← All Stories

The Morning Glass

friendvitaminorange

Every morning at seven, Eleanor opens the same kitchen cabinet—the one with the squeaky hinge she's meant to fix for thirty years. Inside sits the orange juice glass, the one Martha gave her in 1978, the year they both lost their husbands within months of each other.

She pours the juice slowly now. At eighty-two, there's no need to rush. The liquid catches the morning light, glowing like the sunrise they used to watch from Martha's porch, drinking coffee and sharing stories until their grandchildren woke up. Martha always said the orange was nature's promise that joy returns, even after the coldest winter.

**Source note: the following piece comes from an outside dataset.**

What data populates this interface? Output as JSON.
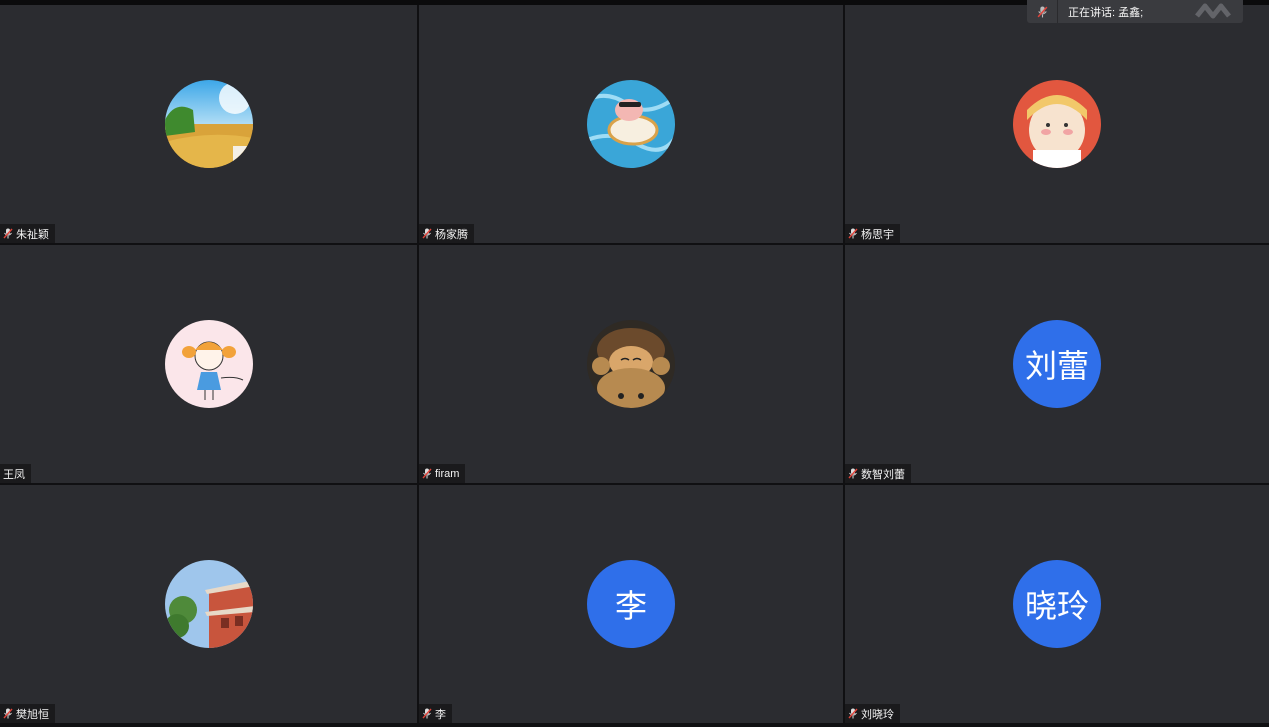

"You need your vitamin C," Martha would say, pressing a glass into her hands during those first hard months, when grief felt heavier than a wool coat. "Can't heal a broken heart if the body's too tired to mend it."

Eleanor smiles now, popping the small white tablet from its plastic cocoon. The vitamin ritual began as Martha's insistence, continued as habit, remained as devotion. Some mornings, she swears she can still hear Martha's laugh—that rich, full sound that made strangers feel like family.

Last week, her great-granddaughter asked why she still takes vitamins every day. "Grandma, you're old. What difference does it make now?"

"Oh, sweetheart," Eleanor had said, patting the girl's hand. "The difference isn't in living longer. It's in the remembering."

She lifts her glass now to the empty chair across from her. Martha's been gone five years, but their friendship—six decades of shared gardens, cried tears, celebrated births—still warms the kitchen air. Some bonds don't fade with distance or time. They simply become part of you, like the morning light through familiar windows.

"To you, old friend," she whispers, and drinks. The sweetness bursts on her tongue, and for a moment, Martha is there, young and vibrant, telling her that joy always returns, that love outlives loss, that the best legacies are the moments we keep alive in the smallest rituals.

Eleanor wipes her mouth with a linen napkin, faded but serviceable. Another morning. Another memory kept. Another day to be grateful for the simple grace of remembering.